If you are searching a list of URLs
urls = [ 'http://some.link.com/path/to/file.jpg',
'http://some.link.com/path/to/another.png',
'http://and.another.place.com/path/to/not-image.txt',
]
to find ones that match a given pattern you can use:
import re
for url in urls:
if re.match(r'http://.*(jpg|png|gif)$'):
print url
which will output
http://some.link.com/path/to/file.jpg
http://some.link.com/path/to/another.png
re.match() will test for a match at the start of the string and return a match object for the first two links, and None for the third.
If you are getting just the extension, you can use the following:
for url in urls:
m = re.match(r'http://.*(jpg|png|gif)$')
print m.group(0)
which will print
('jpg',)
('png',)
You will get just the extensions because that's what was defined as a group.
If you need to find the url in a long string of text (such as returned from wget), you need to use re.search() and enclose the part you are interested in with ( )'s.

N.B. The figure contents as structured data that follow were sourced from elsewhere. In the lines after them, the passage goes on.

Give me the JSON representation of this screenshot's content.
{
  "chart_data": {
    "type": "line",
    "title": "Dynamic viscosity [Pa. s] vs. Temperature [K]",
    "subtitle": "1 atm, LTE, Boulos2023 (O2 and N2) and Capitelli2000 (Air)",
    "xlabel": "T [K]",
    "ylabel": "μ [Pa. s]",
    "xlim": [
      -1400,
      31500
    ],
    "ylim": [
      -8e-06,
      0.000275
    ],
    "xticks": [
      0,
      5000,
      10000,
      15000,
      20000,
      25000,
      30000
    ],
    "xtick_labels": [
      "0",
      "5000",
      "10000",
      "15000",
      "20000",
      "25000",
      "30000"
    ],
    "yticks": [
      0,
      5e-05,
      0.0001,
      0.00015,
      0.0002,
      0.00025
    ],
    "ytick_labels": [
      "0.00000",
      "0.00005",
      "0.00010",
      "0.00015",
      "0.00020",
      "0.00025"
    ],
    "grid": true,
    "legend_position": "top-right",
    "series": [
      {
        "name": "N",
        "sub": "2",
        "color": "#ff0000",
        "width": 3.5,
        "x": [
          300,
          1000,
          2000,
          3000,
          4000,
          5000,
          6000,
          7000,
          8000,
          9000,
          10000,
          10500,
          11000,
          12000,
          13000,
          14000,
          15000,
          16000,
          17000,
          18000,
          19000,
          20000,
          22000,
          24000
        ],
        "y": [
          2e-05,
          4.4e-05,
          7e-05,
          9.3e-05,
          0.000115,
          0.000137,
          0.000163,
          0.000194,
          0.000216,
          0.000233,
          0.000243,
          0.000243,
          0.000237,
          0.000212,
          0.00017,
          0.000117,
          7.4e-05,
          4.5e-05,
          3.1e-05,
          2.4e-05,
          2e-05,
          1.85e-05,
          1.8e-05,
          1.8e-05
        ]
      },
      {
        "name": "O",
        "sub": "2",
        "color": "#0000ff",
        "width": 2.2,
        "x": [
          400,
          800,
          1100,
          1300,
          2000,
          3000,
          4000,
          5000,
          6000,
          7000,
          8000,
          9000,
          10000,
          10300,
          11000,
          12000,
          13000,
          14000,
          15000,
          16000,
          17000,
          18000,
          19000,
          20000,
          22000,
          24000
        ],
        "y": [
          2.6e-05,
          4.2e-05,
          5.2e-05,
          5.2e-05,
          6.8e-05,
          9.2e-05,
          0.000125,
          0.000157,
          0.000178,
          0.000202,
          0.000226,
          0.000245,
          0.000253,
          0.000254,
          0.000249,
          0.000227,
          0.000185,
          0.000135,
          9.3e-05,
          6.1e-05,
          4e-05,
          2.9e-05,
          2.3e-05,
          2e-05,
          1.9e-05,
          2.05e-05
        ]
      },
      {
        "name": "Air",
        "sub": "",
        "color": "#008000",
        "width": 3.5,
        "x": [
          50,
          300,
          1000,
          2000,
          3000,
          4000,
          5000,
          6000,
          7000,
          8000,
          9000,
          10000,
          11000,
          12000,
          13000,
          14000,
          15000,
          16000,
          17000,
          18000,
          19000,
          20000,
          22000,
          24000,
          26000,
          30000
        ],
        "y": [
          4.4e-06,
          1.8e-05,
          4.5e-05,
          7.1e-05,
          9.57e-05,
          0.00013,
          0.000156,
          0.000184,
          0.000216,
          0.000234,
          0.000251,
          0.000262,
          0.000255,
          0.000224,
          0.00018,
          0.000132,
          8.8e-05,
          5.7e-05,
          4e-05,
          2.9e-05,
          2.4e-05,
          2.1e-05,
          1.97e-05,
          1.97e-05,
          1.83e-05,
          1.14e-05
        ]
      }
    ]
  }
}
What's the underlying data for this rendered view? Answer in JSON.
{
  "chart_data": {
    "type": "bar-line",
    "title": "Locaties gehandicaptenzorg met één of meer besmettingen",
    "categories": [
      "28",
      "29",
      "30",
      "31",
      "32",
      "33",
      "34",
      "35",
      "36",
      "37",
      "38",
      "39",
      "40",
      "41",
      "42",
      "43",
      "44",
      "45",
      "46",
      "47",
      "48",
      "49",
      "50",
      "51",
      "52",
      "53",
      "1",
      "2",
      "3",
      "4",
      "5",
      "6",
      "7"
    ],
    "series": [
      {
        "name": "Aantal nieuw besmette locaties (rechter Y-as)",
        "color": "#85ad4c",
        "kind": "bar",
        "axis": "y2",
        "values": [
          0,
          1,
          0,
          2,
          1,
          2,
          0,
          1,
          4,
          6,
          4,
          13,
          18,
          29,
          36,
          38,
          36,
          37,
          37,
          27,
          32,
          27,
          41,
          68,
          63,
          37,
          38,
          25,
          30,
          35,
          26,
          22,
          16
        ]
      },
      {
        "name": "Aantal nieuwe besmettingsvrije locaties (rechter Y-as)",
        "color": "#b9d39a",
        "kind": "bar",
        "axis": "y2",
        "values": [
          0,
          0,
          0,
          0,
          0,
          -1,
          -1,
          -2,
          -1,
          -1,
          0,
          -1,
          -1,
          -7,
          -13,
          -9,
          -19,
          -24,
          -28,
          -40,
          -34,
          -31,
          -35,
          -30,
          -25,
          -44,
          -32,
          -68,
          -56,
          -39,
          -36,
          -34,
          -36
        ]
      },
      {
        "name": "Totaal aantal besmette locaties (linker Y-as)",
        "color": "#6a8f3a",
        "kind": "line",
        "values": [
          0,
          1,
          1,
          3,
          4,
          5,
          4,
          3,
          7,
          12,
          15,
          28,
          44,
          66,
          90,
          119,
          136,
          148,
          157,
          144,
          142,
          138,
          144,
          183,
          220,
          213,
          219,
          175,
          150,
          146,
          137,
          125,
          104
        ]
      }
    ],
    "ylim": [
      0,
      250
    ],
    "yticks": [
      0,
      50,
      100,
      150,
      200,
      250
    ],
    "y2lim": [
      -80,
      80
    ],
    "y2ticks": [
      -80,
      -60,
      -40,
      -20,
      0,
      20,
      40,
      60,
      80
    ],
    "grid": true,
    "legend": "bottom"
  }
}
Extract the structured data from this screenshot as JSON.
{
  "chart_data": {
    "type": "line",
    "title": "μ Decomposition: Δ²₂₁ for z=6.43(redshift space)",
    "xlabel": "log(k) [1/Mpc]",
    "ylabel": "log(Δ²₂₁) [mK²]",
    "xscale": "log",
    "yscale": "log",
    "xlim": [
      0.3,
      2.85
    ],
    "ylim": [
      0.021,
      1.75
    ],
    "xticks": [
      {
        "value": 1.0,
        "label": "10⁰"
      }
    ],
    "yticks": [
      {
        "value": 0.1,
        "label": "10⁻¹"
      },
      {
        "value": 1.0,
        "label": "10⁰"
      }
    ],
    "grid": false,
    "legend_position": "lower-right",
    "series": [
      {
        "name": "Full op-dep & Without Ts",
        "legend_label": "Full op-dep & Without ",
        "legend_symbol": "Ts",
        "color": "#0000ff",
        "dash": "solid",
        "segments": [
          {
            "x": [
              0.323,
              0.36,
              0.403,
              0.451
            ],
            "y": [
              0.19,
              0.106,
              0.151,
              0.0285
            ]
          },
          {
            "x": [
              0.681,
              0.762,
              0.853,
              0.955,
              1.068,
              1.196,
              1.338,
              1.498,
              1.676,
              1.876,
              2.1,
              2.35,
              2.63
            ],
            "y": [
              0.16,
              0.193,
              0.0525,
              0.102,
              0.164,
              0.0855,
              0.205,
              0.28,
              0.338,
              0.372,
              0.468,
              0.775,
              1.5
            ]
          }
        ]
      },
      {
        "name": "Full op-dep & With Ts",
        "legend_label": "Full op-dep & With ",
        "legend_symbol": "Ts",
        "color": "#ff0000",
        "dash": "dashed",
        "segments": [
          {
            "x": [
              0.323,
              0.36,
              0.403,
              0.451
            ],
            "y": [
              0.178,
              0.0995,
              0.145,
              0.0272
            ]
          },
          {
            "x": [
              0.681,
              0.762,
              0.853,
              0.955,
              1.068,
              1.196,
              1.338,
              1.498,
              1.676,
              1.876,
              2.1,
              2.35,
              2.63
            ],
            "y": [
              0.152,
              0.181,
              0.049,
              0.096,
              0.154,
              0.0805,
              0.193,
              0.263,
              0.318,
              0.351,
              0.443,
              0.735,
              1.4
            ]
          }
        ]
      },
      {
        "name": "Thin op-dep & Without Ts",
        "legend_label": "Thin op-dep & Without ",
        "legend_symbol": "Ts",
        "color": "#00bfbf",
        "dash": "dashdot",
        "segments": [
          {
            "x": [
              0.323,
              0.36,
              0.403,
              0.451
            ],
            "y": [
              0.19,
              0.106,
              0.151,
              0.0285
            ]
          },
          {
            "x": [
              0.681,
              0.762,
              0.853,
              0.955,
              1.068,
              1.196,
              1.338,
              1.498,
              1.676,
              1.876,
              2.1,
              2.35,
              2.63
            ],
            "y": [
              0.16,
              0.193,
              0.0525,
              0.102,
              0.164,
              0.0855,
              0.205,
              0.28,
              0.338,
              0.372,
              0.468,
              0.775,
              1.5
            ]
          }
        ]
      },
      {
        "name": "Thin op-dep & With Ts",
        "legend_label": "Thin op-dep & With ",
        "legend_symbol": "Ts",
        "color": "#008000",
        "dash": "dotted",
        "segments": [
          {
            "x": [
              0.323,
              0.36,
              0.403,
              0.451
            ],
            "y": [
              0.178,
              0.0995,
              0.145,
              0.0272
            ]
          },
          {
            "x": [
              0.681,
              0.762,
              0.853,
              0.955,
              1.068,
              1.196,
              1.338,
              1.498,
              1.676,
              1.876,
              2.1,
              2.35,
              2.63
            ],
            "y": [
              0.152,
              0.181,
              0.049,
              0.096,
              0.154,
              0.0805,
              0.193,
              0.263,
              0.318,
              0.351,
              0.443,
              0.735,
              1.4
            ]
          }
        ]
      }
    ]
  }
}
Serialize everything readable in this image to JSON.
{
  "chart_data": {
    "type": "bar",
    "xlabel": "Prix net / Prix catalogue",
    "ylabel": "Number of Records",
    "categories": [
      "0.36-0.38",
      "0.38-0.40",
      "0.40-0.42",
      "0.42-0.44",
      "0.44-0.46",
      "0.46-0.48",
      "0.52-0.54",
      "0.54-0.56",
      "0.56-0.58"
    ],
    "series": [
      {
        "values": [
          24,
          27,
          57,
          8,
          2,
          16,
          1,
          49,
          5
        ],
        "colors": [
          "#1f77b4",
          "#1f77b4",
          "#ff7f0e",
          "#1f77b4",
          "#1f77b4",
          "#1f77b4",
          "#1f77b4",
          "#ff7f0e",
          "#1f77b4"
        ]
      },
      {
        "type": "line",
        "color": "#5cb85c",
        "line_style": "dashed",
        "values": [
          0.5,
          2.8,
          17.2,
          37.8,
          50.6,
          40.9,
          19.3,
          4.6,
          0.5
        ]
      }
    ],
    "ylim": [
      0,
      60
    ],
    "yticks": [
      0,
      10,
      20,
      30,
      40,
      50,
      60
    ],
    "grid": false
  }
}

For example,
response = """dlkjkd dkjfadlfjkd fkdfl kadfjlkadfald ljkdskdfkl adfdf
kjakldjflkhttp://some.url.com/path/to/file.jpgkaksdj fkdjakjflakdjfad;kadj af
kdlfjd dkkf aldfkaklfakldfkja df"""
reg = re.search(r'(http:.*/(.*\.(jpg|png|gif)))', response)
print reg.groups()
will print
('http://some.url.com/path/to/file.jpg', 'file.jpg', 'jpg',)
or you can use re.findall or re.finditer in place of re.search to get all of the URL's in the long response. Search will only return the first one.